One of the biggest magnets for little girls from pre-school age to preteen is the American Girl store, and our little girls were enchanted as soon as they entered the Water Tower Place store. It was just days before Christmas, and little girls were dashing about picking out Christmas gifts for their dolls, while their parents were loaded down with enormous bags and packages filled with what was probably going to go under many Christmas trees.
Our three little girls were thrilled not only to see the full extent of the doll collection and all of their accoutrements in real life as opposed to in the brochures that they had intensely studied at home, but also to attend the American Girl luncheon with their dolls, who were treated as VIP guests with their own tiny chairs and dishes. It was little-girl heaven for them. There were three different sold-out seatings on our luncheon day, and each one was jammed with about 200 people. Our little ones never complained that the only seating we could get for lunch on this Saturday so close to Christmas, was at 3 p.m.
One of the most ingenious things the American Girl people do is to put conversation topics on a piece of paper in the center of each table to spur polite dining-table discussion. One such subject: “If you could go to any country in the world, which would it be and why?” We overheard tidbits of thoughtful conversation from one end of the table to the other, all coming from the youngest guests.
While that was by far their favorite meal of the trip, the girls also enjoyed having a casual meal at the very first Pizzeria Uno in the world, on East Ohio Street just off Michigan Avenue. Deep dish pizza was first created here in the 1940’s. Everyone in the family also loved the Sunday brunch at Shaw’s Crab House on East Hubbard Street. The enormous restaurant has not only crabs, but rooms full of lobster, salads, meats, sushi, vegetables, soups and desserts. It’s a fun place, with many large families gathered together for an all-you-can-possibly-eat buffet meal.

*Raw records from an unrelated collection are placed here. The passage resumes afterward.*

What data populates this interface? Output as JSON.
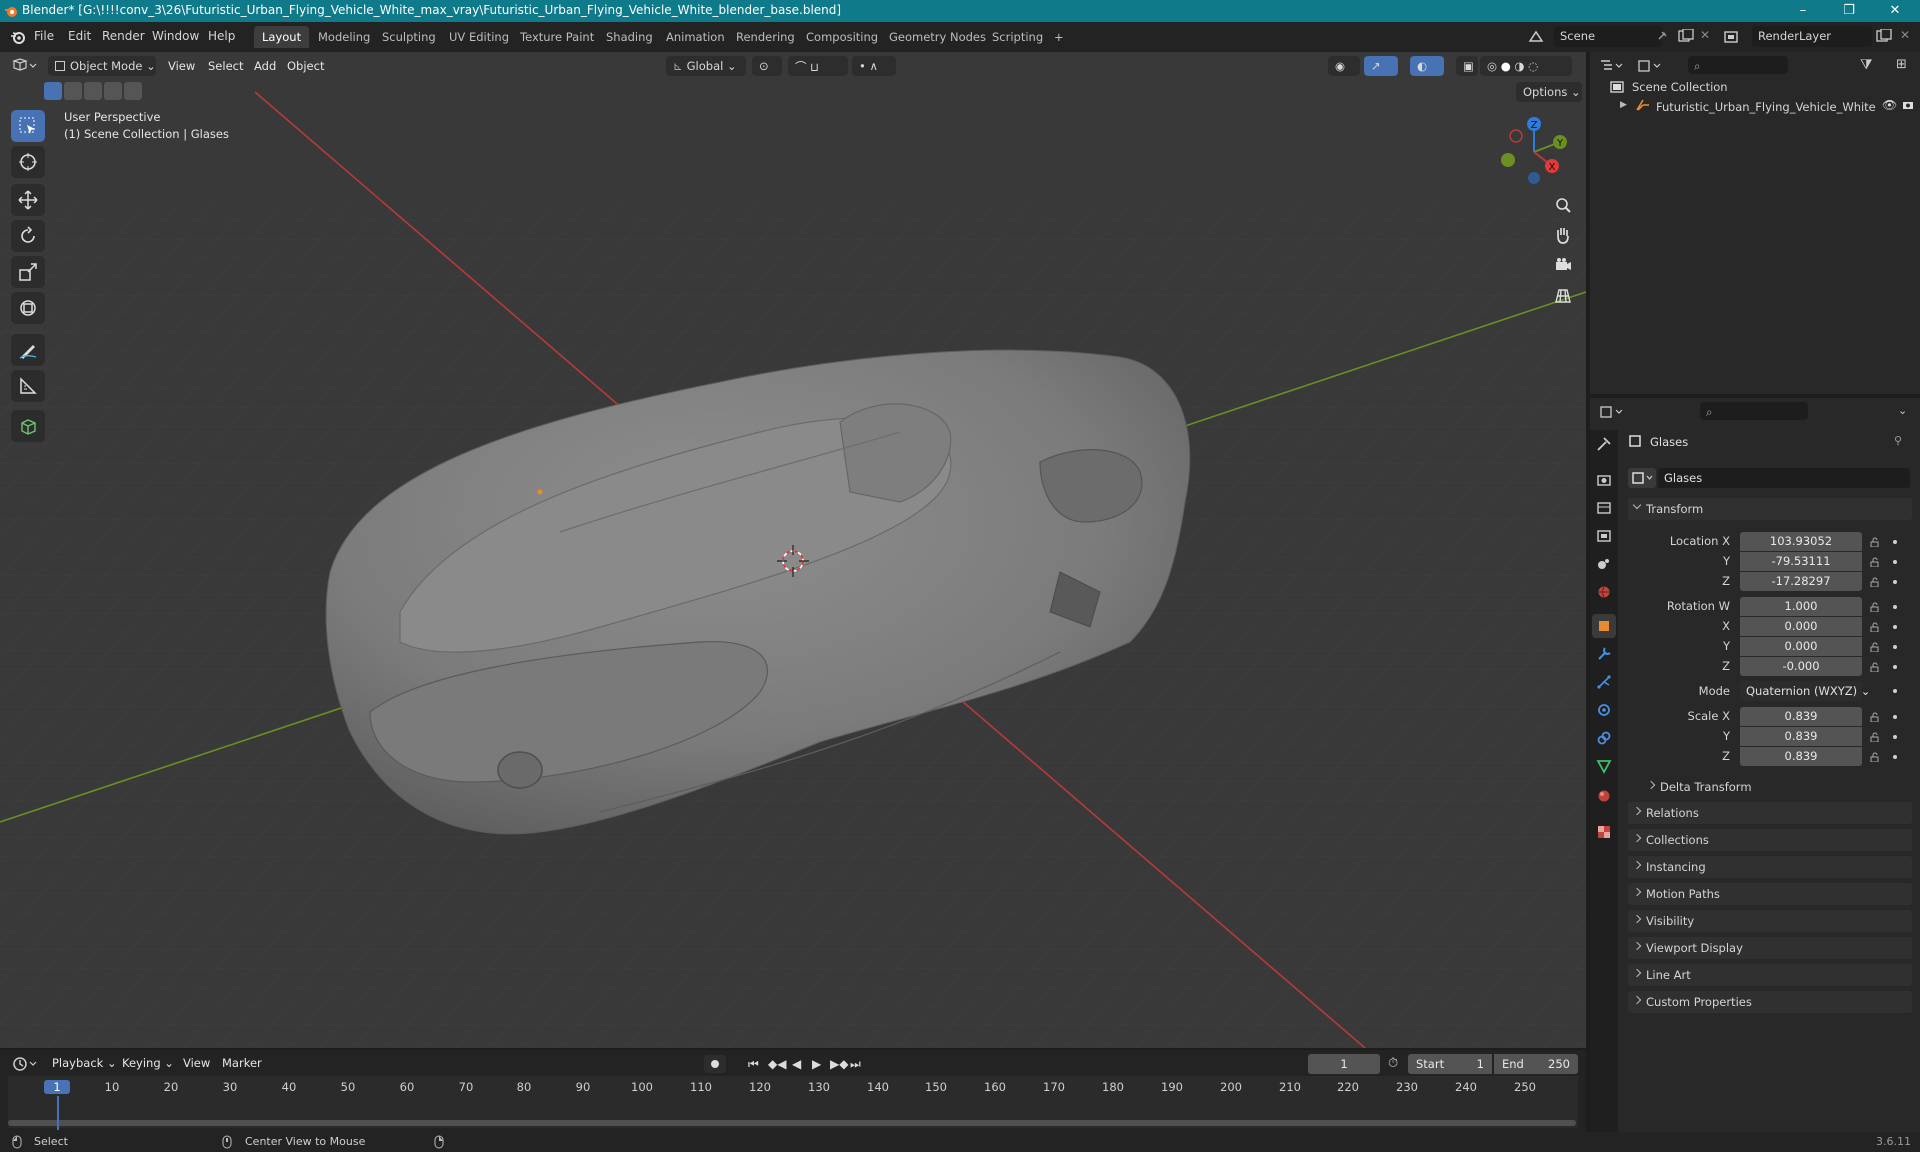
{
  "window": {
    "title": "Blender* [G:\\!!!!conv_3\\26\\Futuristic_Urban_Flying_Vehicle_White_max_vray\\Futuristic_Urban_Flying_Vehicle_White_blender_base.blend]",
    "min": "–",
    "max": "❐",
    "close": "✕"
  },
  "menus": [
    "File",
    "Edit",
    "Render",
    "Window",
    "Help"
  ],
  "workspaces": [
    {
      "label": "Layout",
      "active": true
    },
    {
      "label": "Modeling"
    },
    {
      "label": "Sculpting"
    },
    {
      "label": "UV Editing"
    },
    {
      "label": "Texture Paint"
    },
    {
      "label": "Shading"
    },
    {
      "label": "Animation"
    },
    {
      "label": "Rendering"
    },
    {
      "label": "Compositing"
    },
    {
      "label": "Geometry Nodes"
    },
    {
      "label": "Scripting"
    },
    {
      "label": "+"
    }
  ],
  "scene": {
    "name": "Scene",
    "render_layer": "RenderLayer"
  },
  "viewport": {
    "mode": "Object Mode",
    "menus": [
      "View",
      "Select",
      "Add",
      "Object"
    ],
    "orientation": "Global",
    "options": "Options",
    "perspective": "User Perspective",
    "collection_info": "(1) Scene Collection | Glases",
    "gizmo": {
      "z": "Z",
      "y": "Y",
      "x": "X"
    }
  },
  "outliner": {
    "root": "Scene Collection",
    "items": [
      "Futuristic_Urban_Flying_Vehicle_White"
    ]
  },
  "properties": {
    "object_name": "Glases",
    "datablock_name": "Glases",
    "transform": {
      "title": "Transform",
      "location_label": "Location X",
      "location": [
        "103.93052",
        "-79.53111",
        "-17.28297"
      ],
      "rotation_label": "Rotation W",
      "rotation": [
        "1.000",
        "0.000",
        "0.000",
        "-0.000"
      ],
      "mode_label": "Mode",
      "mode": "Quaternion (WXYZ)",
      "scale_label": "Scale X",
      "scale": [
        "0.839",
        "0.839",
        "0.839"
      ],
      "axis_y": "Y",
      "axis_z": "Z",
      "axis_x": "X",
      "delta": "Delta Transform"
    },
    "sections": [
      "Relations",
      "Collections",
      "Instancing",
      "Motion Paths",
      "Visibility",
      "Viewport Display",
      "Line Art",
      "Custom Properties"
    ]
  },
  "timeline": {
    "menus": [
      "Playback",
      "Keying",
      "View",
      "Marker"
    ],
    "current_frame": "1",
    "start_label": "Start",
    "start": "1",
    "end_label": "End",
    "end": "250",
    "ruler": [
      "1",
      "10",
      "20",
      "30",
      "40",
      "50",
      "60",
      "70",
      "80",
      "90",
      "100",
      "110",
      "120",
      "130",
      "140",
      "150",
      "160",
      "170",
      "180",
      "190",
      "200",
      "210",
      "220",
      "230",
      "240",
      "250"
    ]
  },
  "status": {
    "select": "Select",
    "center": "Center View to Mouse",
    "version": "3.6.11"
  },
  "colors": {
    "accent": "#4772b3",
    "titlebar": "#0f7a8a",
    "x_axis": "#b83a3a",
    "y_axis": "#6a8f23",
    "z_axis": "#2d7de0"
  }
}
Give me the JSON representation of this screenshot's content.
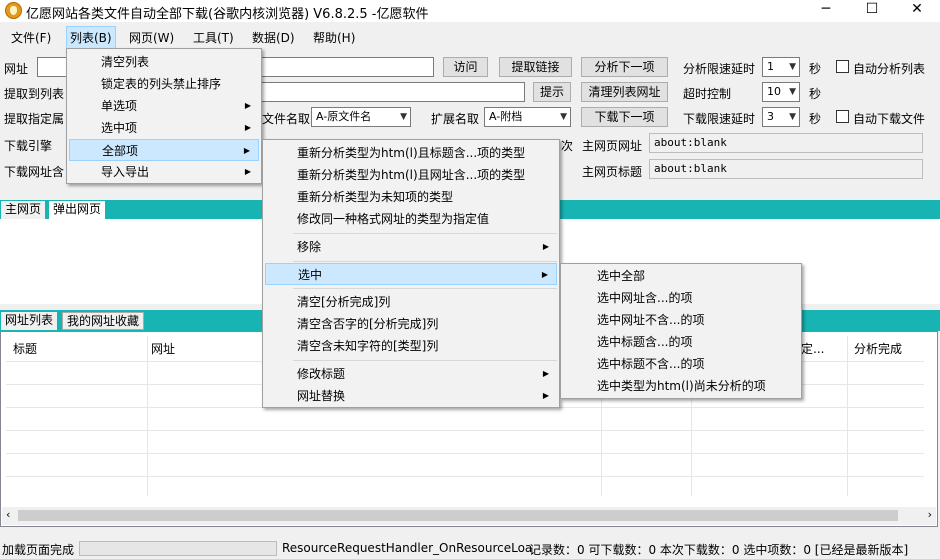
{
  "window": {
    "title": "亿愿网站各类文件自动全部下载(谷歌内核浏览器) V6.8.2.5 -亿愿软件",
    "minimize": "─",
    "maximize": "☐",
    "close": "✕"
  },
  "menubar": {
    "items": [
      "文件(F)",
      "列表(B)",
      "网页(W)",
      "工具(T)",
      "数据(D)",
      "帮助(H)"
    ]
  },
  "toolbar": {
    "url_label": "网址",
    "visit": "访问",
    "extract_links": "提取链接",
    "analyze_next": "分析下一项",
    "speed_limit_label": "分析限速延时",
    "speed_value": "1",
    "sec": "秒",
    "auto_analyze": "自动分析列表",
    "extract_to_list_label": "提取到列表",
    "tip": "提示",
    "clear_list_url": "清理列表网址",
    "timeout_label": "超时控制",
    "timeout_value": "10",
    "sec2": "秒",
    "extract_attr_label": "提取指定属",
    "filename_label": "文件名取",
    "filename_value": "A-原文件名",
    "ext_label": "扩展名取",
    "ext_value": "A-附档",
    "download_next": "下载下一项",
    "dl_limit_label": "下载限速延时",
    "dl_value": "3",
    "sec3": "秒",
    "auto_download": "自动下载文件",
    "engine_label": "下载引擎",
    "main_url_label": "主网页网址",
    "main_url_value": "about:blank",
    "dl_url_contains_label": "下载网址含",
    "main_title_label": "主网页标题",
    "main_title_value": "about:blank",
    "partial_next": "次"
  },
  "tabs_top": [
    "主网页",
    "弹出网页"
  ],
  "tabs_bottom": [
    "网址列表",
    "我的网址收藏"
  ],
  "table": {
    "columns": [
      "标题",
      "网址",
      "定...",
      "分析完成"
    ]
  },
  "statusbar": {
    "left": "加载页面完成",
    "message": "ResourceRequestHandler_OnResourceLoa",
    "stats": "记录数：0  可下载数：0  本次下载数：0  选中项数：0  [已经是最新版本]"
  },
  "menu1": {
    "items": [
      "清空列表",
      "锁定表的列头禁止排序",
      "单选项",
      "选中项",
      "全部项",
      "导入导出"
    ],
    "submenu_flags": [
      false,
      false,
      true,
      true,
      true,
      true
    ]
  },
  "menu2": {
    "items": [
      "重新分析类型为htm(l)且标题含...项的类型",
      "重新分析类型为htm(l)且网址含...项的类型",
      "重新分析类型为未知项的类型",
      "修改同一种格式网址的类型为指定值",
      "移除",
      "选中",
      "清空[分析完成]列",
      "清空含否字的[分析完成]列",
      "清空含未知字符的[类型]列",
      "修改标题",
      "网址替换"
    ]
  },
  "menu3": {
    "items": [
      "选中全部",
      "选中网址含...的项",
      "选中网址不含...的项",
      "选中标题含...的项",
      "选中标题不含...的项",
      "选中类型为htm(l)尚未分析的项"
    ]
  },
  "colors": {
    "teal_tabbar": "#18b4b4",
    "menu_highlight": "#cce8ff",
    "menu_highlight_border": "#99d1ff"
  }
}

On Chicago’s near Southside, the Museum of Science and Industry displays Christmas trees from different countries and its Brunk Children’s’ Museum of Immigration was voted “Best of Chicago” by Chicago Magazine.
As the weekend grew colder and snowier, the fireplace in the Swissotel became our refuge, with the children enjoying decadent hot caramel chocolates loaded with marshmallows, whipped cream and cherries as we enjoyed somewhat stronger libations. Our hotel also has a large, warm swimming pool that was the perfect place on a winter night to use up some of the energy left over in the littlest travelers.
And as to Chicago’s more unseemly reputation, the only crime we saw was fake–actors filming a scene for the television show “Chicago P.D.” which aired later in the year and made Chicago look like that sinister place we’d heard about but we certainly didn’t find on our sparkling pre-Christmas visit.